Он обливался потом и дрожал от напряжения, которое пришло с проявлением сдержанности; ему ужасно хотелось ударить отца, но в этом не было ни смысла, ни достоинства. И если бы он ударил Люциуса один раз, то, наверное, не смог бы остановиться. Он открыл глаза.
— Почему?
Люциус облизал окровавленные зубы.
— Почему? Потому что я видел, как этот неблагодарный мелкий ублюдок убил своего отца.
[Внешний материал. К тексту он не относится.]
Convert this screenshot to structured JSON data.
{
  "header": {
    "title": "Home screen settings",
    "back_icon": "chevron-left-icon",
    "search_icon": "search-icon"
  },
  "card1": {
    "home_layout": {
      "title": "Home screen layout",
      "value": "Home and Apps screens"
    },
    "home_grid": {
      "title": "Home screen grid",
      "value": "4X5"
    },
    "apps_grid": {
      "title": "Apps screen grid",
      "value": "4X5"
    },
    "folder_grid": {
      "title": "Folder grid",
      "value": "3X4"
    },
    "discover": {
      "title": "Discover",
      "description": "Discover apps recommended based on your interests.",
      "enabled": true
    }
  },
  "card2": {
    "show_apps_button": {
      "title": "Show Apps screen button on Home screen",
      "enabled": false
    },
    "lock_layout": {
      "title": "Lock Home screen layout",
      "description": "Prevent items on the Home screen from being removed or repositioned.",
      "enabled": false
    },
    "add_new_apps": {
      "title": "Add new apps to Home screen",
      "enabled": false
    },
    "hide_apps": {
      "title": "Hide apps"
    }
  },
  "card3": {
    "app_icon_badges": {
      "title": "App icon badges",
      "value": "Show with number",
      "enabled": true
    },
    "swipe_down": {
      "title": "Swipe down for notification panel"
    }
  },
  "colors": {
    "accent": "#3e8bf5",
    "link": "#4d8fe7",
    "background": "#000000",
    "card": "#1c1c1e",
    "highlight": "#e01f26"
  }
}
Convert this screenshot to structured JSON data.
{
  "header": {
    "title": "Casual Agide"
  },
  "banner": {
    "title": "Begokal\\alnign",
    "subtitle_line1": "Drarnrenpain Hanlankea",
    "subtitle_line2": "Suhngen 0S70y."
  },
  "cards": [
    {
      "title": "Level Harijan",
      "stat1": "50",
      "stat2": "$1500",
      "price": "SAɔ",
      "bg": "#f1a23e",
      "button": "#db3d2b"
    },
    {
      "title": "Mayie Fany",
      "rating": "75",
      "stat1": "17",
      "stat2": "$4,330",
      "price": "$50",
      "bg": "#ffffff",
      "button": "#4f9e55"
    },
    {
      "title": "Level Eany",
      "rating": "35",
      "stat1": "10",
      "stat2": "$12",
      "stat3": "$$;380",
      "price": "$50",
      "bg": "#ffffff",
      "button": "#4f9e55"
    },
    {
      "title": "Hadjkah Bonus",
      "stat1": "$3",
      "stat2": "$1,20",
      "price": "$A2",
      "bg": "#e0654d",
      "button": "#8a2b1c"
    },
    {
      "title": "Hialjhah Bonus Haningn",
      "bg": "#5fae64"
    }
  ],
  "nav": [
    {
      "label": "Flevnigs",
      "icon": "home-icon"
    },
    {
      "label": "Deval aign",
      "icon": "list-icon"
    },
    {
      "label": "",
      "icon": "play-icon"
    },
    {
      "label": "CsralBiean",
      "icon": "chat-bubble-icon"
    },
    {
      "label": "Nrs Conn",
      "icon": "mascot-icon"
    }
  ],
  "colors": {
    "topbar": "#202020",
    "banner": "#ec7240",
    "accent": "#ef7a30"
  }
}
Драко почувствовал тошноту: кислотное пламя рвоты обожгло горло, зрение затуманилось. Он не знал, что сказать. Слова приходили и уходили, не задерживаясь, и он не мог уцепиться ни за одну конкретную мысль в наполненном сумбуром сознании.
Но он знал.
Каким-то образом, на каком-то уровне, он знал — или, по крайней мере, предвидел, — что смерть Тео была преднамеренной. Несчастный случай оказался бы слишком легким исходом. Слишком справедливым. И, как давно понял Драко, все редко бывает просто и честно. Как сказал Тео много лет назад: «Жизнь — дерьмо, а потом ты умираешь».
— Скажи, — небрежно произнес Люциус, прерывая мысли Драко. — Ты поступишь так же?